今日は同じホテルに連泊なので楽だ。昨日洗濯したシャツ類もしっかり乾いていた。6時過ぎにホテルに戻って、8時からの夕食前にシャワーを浴びたり、デジカメの充電をしたり、このリポートを書いたり、結構忙しく過ごした。僕がこうして過ごしている間にツアーメンバーたちは村へ買い物に出かけたそうだが、その中のWさんが財布を落とされたとのことで本当にお気の毒だった。僕も落とさないように気をつけよう。
今夜の夕食は、村のメイン・ストリートにあるレストランだった。8時が8時半の開始になり、それも南米スタイルでゆっくりゆっくりなので、コーヒーが出る前に10時になってしまい、コーヒーは敢えて飲まずに僕はホテルに戻った。食事の間も欠伸が何度も出た。ツアーメンバーの中には、サービスで出たピスコサワーやビールなどを飲んでいる連中もいたが、僕は高山病対策の薬を飲んでいる身なので乾杯用のビールをグラスに半分ほど飲んだだけで、それ以上は自重して飲まなかった。
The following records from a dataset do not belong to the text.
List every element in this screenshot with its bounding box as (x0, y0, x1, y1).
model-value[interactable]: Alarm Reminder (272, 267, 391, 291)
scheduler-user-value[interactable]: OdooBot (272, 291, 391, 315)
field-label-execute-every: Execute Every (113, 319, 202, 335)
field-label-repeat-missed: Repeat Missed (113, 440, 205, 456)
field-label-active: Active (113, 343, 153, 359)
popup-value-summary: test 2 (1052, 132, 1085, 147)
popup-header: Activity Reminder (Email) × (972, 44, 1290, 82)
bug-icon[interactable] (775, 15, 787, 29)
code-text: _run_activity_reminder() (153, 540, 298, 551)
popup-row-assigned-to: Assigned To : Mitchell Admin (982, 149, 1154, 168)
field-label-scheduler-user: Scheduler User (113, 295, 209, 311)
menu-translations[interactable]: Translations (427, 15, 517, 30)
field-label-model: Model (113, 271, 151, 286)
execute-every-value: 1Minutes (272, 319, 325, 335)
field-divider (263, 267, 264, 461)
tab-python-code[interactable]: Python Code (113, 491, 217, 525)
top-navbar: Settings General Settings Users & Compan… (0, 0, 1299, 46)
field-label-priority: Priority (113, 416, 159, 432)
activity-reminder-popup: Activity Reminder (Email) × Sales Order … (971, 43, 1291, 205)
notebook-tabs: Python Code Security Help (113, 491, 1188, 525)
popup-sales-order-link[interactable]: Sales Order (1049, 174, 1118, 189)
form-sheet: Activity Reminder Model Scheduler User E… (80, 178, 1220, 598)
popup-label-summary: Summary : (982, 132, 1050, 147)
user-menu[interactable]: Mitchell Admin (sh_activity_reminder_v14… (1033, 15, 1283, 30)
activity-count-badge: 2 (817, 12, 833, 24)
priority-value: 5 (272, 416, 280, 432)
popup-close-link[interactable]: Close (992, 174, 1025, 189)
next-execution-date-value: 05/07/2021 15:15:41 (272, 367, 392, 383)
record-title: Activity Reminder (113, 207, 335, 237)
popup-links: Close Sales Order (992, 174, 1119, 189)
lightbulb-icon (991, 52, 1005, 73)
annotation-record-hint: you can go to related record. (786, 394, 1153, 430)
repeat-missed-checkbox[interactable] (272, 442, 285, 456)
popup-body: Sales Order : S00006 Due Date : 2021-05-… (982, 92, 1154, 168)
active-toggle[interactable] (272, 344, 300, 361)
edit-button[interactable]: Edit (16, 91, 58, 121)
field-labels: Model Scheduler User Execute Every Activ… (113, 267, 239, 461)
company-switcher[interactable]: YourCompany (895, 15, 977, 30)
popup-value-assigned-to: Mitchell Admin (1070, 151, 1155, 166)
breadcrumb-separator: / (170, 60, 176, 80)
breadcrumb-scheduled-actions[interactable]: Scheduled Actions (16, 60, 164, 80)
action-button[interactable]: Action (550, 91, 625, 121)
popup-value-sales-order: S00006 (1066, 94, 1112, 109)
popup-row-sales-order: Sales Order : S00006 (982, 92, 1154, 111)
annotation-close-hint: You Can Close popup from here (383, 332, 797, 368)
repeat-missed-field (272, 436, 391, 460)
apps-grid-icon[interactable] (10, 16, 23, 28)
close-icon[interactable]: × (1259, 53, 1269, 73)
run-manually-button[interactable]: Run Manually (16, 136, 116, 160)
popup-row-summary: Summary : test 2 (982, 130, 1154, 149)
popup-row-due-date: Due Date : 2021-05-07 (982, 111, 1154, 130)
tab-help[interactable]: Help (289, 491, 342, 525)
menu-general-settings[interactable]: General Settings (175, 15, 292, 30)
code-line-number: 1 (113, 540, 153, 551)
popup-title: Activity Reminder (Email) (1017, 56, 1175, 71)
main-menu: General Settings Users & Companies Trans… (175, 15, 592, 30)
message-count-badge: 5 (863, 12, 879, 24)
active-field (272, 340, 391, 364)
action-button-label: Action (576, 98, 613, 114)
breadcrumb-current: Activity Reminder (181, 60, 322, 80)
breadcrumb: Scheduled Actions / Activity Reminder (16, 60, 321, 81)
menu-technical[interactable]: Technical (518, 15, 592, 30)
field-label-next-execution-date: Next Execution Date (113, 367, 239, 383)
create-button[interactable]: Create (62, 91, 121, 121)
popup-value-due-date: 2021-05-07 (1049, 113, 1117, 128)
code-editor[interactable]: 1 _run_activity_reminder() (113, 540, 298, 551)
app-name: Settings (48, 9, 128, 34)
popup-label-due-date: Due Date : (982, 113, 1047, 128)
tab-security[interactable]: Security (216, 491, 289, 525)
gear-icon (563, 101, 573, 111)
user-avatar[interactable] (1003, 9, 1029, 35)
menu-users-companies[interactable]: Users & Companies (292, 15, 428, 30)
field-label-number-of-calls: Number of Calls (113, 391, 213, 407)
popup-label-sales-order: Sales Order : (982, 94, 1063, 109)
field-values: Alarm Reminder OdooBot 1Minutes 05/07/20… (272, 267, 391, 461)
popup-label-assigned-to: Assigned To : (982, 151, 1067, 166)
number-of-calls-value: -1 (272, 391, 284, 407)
ここで読者の皆様に、高山病対策の薬とは、一体どのような薬なのかを説明しておきたい。その前に高山病とは、「低地から低気圧、低酸素の高地に上がったとき、身体が適応できずに起こる一連の症状」を言う。具体的には、標高1,500m以下の低地から、2,000m以上、特に2,500m以上の高地に48時間以内の短時間で到着した場合や、さらにその高度から1日に高度差500m以上に上昇した場合に発症する。高山病の発症には、かなりの個人差があり、一般に高度が高く、上昇速度が速く、睡眠時の高度が高いほど発症率が上がり、重症化する。特に低地から飛行機で一気に高地に上がると症状が出やすくなる。今回訪問するクスコの標高は3,400m、ティティカカ湖は3,800mでリマ(30m)から飛行機でいきなり上がってきた場合は、3人に2人が「山酔い」と言われる軽度の高山病を発症すると言われている。症状としては,頭痛、倦怠感、耳鳴り、吐き気、腹部膨満感などで、頭痛は起床時に起こり、時間とともに軽減する傾向がある。また、就寝後の頻繁な覚醒や不眠感なども典型的な症状の一つである。高山病は重症化すると肺に水が溜まる「高地肺水腫」や脳がむくむ「脳浮腫」になり、適切な治療を受けるとともに急いで酸素の濃い低地に降りないと死亡することがある。
以上が高山病の説明だが、予防策としては下記がある。
1. 高地に到着後1週間は過度な運動は避ける。
2. 高地到着日と翌日はアルコールの摂取と睡眠薬の内服は避ける。
3. 水分を十分摂る。
4. すぐにエネルギーになる炭水化物を多く摂取する。
5. 首を激しく動かしたり、急いで歩いたりしない。全て、ゆっくり。
6. 湯船にお湯を張った風呂は利用せず、シャワー程度に抑える。
7. 頭痛など高山病の症状が出たら、遠慮せずに酸素を吸い、静かにしている。
高山病対策の薬としては、酸素を吸うこと以外に、アセタゾラミド(主な商品名ダイアモックス)がある。この薬は、脳血管を拡張させ、脳の血流を増加させることにより脳の低酸素状態を改善させることを目的としている。同時に、呼吸中枢を刺激し、呼吸回数を増加させ、結果的に血中酸素濃度を増加させる。高山病予防のためには、高地に到着する前日から到着後3日間、125mg(1/2錠)を1日2回服用する。僕は、今回、これを服用している。お陰で、今のところ高山病は発症していない。しかし、今後はさらに高い場所に移動するので、十分注意する必要を感じている。